Também em 2004, em palestra proferida na OAB de São Paulo, Olavo explica o problema de maneira ainda mais clara, esclarecendo o porquê de o establishment financeiro mundial (Wall Street, Davos, Fundação Rockefeller, Fundação Ford, Fundação Open Society etc.) apoiar invariavelmente movimentos e organizações de viés estatizante e socialista.

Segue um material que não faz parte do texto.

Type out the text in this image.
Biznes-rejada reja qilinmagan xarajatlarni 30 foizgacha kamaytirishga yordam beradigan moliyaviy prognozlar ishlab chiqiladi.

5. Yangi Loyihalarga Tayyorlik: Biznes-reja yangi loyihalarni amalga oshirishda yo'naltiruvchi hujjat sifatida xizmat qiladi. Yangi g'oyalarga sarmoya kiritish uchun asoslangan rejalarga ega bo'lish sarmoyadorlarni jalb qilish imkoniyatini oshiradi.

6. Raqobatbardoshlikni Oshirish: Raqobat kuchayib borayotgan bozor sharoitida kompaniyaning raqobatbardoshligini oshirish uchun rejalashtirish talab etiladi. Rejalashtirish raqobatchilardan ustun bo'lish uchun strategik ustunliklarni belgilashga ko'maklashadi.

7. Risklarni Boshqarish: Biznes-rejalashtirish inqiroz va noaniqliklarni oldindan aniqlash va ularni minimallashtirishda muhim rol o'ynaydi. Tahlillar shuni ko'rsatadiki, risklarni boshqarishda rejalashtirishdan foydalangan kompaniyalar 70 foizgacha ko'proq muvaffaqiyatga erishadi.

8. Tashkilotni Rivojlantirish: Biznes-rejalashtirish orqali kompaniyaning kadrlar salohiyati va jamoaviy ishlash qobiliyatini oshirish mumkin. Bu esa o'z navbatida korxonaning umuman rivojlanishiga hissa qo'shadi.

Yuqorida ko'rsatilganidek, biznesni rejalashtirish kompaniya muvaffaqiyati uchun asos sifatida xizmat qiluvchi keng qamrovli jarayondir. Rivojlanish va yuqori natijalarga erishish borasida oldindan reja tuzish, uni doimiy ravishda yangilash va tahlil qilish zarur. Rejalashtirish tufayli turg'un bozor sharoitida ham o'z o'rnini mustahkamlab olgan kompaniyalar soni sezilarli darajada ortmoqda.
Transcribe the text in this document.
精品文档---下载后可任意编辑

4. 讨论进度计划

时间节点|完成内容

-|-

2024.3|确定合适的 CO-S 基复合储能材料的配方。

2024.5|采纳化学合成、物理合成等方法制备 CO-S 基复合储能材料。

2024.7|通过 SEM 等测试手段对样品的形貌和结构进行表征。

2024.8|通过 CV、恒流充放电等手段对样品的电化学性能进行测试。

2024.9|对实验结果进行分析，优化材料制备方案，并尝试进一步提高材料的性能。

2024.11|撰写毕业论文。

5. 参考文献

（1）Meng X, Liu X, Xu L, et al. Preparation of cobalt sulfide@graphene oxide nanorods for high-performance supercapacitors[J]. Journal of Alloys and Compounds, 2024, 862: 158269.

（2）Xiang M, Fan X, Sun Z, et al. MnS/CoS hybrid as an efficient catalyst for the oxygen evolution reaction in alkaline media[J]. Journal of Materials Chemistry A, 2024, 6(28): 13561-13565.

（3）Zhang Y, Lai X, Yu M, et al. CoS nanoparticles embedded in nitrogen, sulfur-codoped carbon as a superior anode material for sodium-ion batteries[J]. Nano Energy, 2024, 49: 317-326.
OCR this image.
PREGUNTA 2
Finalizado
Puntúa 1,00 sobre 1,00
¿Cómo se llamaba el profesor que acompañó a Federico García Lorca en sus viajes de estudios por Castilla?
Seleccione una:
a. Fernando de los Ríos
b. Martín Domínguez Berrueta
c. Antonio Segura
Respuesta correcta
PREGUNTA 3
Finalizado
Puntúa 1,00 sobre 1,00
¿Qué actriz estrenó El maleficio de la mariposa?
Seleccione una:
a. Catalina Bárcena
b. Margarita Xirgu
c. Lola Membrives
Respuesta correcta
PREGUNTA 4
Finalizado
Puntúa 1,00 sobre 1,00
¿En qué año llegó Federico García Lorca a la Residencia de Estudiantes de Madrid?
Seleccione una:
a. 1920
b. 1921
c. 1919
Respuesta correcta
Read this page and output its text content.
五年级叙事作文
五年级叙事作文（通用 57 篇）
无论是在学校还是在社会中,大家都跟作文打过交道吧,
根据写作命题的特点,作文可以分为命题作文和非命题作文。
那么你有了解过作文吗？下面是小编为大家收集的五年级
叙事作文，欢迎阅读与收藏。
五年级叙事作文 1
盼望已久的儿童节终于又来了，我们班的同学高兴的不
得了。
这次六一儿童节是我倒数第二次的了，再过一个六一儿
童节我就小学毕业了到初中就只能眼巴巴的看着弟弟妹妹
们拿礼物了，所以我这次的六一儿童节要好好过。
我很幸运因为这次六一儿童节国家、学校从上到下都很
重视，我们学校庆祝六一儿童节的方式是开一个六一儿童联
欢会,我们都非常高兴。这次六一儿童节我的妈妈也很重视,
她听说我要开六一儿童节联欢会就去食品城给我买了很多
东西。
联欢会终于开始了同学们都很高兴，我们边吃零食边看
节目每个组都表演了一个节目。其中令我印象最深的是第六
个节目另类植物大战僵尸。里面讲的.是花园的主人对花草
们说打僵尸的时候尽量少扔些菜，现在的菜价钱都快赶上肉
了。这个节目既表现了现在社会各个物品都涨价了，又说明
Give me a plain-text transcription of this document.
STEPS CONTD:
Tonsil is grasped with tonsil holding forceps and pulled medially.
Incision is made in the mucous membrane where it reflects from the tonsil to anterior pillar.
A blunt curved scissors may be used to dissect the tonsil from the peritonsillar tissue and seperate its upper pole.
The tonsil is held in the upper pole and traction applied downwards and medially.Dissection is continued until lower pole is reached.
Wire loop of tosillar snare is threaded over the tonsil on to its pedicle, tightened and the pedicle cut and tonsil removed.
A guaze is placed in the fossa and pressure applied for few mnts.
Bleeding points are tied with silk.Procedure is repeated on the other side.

SEM SUBMISSÃO AO MERCADO – “Para entender isso” – diz Olavo – “é preciso investigar um mecanismo que é gerado pelo próprio capitalismo, e que funciona assim: o sujeito, dentro da economia de mercado, prospera e enriquece de tal maneira que, quando chega num ponto, percebe não ter mais motivos para continuar submetido às oscilações do mercado. O mercado que o produziu, daí por diante, se torna uma ameaça. Então é preciso cair fora das leis de mercado para garantir a permanência da grande fortuna pelas gerações seguintes. O indivíduo, então, entra com um tipo de consideração que já não é capitalista, mas que é de ordem dinástica… A partir desse momento, a abordagem que essas pessoas fazem da sociedade já não corresponde a uma perspectiva capitalista, mas a uma perspectiva de tipo aristocrática… Quando essas grandes fortunas começam a raciocinar em termos dinásticos, elas têm de vencer o próprio mecanismo da economia de mercado que as constituiu, e só tem um jeito de fazer isso: você tem de dominar o Estado. Isso quer dizer que o poder dessas grandes organizações é econômico até certo ponto, mas depois se converte num poder político-militar que independe do curso dos assuntos econômicos porque detém os meios de dirigir, dominar e estrangular o mecanismo do mercado. A essas pessoas [donas das grandes fortunas] eu chamo de metacapitalistas. Metacapitalistas são aqueles que começaram como capitalistas, mas já transcenderam essa condição e se tornaram uma espécie de nova casta aristocrática”.